First Month in Wyoming

It has been a whirlwind of a month.  Moving out to Wyoming has been both interesting and fun.  I am stationed in the Newcastle Field Office, which is 17 miles west of the South Dakota border.  My fellow intern and I are lucky in that we have access to government housing.  It just has a few drawbacks, like no internet or cell phone service, but we have gotten used to it.  This just means finding creative ways to spend free time.  It is great living here because with the lack of internet I tend to explore the area more.  It is an amazing area.  There are several National Forests, National Parks, and National Monuments outside the door.  These places include Devils Tower, the Black Hills, Jewel Cave, Wind Cave, Yellowstone, the Big Horns and many others.

Every year our office hosts a weeklong camp for middle schoolers showing what field science is like and the different opportunities out there.  Everyone had a fun week with the kids camping out and the adults in a small cabin, and let me tell you the cabin was very nice when thunderstorms came rolling in.

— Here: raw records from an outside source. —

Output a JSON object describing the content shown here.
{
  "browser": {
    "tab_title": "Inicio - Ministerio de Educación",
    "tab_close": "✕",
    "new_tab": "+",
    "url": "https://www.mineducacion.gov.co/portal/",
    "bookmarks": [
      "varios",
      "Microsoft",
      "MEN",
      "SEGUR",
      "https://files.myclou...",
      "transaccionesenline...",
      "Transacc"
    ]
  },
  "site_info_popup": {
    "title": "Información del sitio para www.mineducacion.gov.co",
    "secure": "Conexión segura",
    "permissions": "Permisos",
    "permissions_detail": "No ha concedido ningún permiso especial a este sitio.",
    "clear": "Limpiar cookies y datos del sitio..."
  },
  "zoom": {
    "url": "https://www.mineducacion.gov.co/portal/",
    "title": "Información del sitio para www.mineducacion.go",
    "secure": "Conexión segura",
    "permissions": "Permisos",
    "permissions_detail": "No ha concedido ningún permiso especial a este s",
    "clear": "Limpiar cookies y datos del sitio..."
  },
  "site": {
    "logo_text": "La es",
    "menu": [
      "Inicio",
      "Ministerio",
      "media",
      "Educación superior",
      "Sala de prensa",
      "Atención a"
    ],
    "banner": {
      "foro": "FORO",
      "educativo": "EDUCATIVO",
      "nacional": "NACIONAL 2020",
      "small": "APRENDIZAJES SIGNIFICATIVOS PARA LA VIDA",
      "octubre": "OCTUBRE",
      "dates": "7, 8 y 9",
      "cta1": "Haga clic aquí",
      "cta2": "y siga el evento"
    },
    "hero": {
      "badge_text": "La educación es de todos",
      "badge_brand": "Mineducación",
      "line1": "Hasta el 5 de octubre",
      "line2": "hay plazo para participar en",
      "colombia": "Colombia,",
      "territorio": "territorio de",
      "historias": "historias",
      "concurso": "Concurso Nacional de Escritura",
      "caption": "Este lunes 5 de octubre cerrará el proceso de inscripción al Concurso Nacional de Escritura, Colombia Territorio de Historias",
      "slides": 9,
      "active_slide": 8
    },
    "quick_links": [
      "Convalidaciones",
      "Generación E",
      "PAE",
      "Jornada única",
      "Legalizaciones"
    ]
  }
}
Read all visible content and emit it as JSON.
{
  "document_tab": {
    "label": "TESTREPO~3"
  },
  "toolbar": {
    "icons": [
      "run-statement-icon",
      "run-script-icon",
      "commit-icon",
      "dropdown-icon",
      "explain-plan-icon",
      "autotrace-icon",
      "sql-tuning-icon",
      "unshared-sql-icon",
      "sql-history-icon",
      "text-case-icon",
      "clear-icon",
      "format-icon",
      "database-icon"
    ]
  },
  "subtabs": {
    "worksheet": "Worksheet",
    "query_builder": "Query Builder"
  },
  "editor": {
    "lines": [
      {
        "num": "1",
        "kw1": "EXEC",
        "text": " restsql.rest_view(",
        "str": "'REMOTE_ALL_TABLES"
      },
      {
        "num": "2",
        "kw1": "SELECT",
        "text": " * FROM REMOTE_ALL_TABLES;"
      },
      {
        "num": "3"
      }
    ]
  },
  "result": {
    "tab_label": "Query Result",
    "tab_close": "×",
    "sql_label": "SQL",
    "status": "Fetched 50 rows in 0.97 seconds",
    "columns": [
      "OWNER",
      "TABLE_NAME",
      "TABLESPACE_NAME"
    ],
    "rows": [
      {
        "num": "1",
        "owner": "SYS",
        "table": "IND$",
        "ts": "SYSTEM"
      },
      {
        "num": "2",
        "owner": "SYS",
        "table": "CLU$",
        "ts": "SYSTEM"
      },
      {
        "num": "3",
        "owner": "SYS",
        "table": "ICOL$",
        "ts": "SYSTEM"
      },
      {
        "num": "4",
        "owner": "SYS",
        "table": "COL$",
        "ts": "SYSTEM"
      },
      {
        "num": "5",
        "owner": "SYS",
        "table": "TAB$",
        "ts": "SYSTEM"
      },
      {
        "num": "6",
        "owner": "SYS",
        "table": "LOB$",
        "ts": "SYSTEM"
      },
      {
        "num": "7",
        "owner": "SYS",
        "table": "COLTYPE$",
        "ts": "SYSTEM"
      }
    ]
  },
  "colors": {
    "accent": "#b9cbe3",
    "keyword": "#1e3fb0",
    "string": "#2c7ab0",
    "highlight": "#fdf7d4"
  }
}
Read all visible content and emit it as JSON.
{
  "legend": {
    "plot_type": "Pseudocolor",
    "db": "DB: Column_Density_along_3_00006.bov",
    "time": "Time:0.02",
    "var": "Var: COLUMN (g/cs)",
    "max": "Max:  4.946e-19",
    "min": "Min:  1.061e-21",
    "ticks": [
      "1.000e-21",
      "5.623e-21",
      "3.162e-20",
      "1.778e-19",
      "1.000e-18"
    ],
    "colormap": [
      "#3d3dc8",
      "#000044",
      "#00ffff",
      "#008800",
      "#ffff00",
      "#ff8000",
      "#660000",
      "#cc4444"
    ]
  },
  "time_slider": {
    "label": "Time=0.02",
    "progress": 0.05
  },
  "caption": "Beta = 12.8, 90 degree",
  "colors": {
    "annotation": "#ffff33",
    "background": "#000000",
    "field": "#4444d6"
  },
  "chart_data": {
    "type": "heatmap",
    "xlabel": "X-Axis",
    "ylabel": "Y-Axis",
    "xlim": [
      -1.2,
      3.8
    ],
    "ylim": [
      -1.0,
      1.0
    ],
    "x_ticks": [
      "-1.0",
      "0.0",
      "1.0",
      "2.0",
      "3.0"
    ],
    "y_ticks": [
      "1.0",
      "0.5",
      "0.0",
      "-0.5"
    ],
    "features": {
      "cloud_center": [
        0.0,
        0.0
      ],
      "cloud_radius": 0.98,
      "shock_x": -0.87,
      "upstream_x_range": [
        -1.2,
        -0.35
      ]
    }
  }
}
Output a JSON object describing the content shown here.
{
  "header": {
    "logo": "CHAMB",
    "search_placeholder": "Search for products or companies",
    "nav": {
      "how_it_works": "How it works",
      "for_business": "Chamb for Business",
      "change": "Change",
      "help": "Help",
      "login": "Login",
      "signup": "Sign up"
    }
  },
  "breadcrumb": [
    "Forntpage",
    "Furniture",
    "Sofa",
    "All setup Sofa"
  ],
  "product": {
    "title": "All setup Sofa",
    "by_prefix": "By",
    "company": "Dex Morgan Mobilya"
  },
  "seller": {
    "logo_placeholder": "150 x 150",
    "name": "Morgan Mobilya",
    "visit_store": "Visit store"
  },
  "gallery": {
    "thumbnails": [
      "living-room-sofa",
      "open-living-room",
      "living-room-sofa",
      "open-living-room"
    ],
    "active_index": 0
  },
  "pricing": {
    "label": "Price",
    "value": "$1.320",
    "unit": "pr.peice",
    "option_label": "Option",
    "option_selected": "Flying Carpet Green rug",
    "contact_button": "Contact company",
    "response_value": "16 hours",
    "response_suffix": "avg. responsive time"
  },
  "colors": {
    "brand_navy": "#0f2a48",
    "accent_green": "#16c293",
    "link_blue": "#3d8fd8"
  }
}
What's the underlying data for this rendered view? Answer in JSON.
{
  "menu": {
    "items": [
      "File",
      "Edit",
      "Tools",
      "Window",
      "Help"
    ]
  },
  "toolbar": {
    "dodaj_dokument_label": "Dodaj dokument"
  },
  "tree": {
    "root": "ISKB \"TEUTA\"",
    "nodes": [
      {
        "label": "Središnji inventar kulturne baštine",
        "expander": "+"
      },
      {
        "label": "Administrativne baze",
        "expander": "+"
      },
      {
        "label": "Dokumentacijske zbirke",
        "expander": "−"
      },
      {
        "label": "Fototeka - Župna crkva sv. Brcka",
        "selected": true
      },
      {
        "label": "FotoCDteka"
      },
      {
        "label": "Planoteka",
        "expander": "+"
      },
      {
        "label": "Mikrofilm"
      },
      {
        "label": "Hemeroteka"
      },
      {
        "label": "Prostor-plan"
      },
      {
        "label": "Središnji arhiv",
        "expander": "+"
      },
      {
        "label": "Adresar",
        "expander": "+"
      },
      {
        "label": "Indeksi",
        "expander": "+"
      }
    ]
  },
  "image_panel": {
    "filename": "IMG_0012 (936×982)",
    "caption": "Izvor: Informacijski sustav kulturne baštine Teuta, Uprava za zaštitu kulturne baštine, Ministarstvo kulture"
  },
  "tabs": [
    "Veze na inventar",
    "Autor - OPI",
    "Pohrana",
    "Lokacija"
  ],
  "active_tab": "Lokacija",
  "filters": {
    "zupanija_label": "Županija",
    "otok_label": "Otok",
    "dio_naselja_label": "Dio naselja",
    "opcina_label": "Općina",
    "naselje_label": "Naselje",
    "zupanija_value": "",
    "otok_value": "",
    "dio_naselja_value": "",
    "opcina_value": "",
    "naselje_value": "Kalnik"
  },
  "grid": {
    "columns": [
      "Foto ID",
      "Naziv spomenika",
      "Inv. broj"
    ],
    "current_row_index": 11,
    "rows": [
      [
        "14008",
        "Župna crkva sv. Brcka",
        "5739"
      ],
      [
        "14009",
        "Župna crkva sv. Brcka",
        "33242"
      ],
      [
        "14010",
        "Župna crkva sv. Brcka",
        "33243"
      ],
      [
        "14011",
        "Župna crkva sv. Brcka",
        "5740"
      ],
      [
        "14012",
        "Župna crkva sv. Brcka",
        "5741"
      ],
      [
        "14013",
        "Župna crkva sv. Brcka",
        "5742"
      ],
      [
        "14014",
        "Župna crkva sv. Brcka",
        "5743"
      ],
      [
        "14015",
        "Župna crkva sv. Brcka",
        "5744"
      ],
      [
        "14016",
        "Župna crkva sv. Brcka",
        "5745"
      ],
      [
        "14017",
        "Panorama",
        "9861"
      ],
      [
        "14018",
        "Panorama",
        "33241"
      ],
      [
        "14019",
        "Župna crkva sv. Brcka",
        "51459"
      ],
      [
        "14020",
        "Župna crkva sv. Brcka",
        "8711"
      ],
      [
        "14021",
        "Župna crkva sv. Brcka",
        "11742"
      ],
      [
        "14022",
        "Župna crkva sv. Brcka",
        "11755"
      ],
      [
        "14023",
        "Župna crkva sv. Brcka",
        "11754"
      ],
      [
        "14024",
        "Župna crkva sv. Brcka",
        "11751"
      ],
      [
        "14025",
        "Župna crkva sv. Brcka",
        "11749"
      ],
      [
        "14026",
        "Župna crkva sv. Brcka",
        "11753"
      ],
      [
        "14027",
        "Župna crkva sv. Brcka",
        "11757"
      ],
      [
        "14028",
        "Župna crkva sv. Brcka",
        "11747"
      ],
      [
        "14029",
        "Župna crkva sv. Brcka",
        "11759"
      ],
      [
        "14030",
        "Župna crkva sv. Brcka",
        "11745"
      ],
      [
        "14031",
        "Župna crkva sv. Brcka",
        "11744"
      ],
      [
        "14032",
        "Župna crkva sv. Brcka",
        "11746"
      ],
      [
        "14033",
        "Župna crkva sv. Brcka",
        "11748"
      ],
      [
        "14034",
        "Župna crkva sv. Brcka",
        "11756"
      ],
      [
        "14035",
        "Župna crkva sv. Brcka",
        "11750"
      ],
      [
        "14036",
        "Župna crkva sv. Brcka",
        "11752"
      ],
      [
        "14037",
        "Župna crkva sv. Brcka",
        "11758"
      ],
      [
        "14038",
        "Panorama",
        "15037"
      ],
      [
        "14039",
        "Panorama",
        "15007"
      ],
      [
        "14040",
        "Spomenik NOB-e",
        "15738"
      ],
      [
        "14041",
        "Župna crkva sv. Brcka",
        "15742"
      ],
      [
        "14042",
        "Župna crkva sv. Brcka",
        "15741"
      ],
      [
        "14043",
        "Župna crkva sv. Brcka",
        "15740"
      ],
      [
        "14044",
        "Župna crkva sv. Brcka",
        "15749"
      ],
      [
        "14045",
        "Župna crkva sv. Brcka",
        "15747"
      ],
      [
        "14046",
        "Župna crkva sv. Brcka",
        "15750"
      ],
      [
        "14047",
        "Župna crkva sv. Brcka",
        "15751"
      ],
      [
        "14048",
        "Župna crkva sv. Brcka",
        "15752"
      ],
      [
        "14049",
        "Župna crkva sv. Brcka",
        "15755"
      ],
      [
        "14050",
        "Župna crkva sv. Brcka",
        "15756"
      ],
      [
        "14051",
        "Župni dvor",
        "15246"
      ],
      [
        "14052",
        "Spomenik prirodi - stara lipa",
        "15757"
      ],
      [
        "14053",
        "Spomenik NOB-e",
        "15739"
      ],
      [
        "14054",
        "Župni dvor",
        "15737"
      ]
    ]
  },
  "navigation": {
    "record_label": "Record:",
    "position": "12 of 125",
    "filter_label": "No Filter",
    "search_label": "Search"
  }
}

There was a lot to do every day; we had surveying, astronomy lessons, forest inventory, fire ecology, water and stream health, and wildland firefighters.  The firefighters got the kids really excited, there was a huge truck and they got to try on field packs and roll out hoses.  The kids had a lot of fun trying to outdo each other in what they could carry; it was funny seeing a ten year old carrying 50 pounds of gear.  While helping the kids was fun, one of the highlights for me was climbing to the top of a fire tower at sunset, this is something that you just don’t get in the East.  Overall helping the kids discover new ways to enjoy the outdoors was very rewarding.

Sunset in the Black Hills

Much of the past few weeks have been fun.  It is nice to start getting into the meat of our summer projects.  We have three projects all at different stages of completion.  As the internship is focused on forestry, the projects concern different types of forest management objectives.  Of the three projects, one is almost competed and is almost ready to be summited for bid.  This means that loggers are going to be bidding on the right to harvest the tract of land.  All of this is within the overall goal of reducing the forests susceptibility to mountain pine beetle and promote wildlife habitat.  The other two projects, one a meadow restoration and wildlife habitat improvement and the other a timber sale to promote forest health are where the bulk of the field work will be focused on. Can’t wait to to see how the summer will turn out.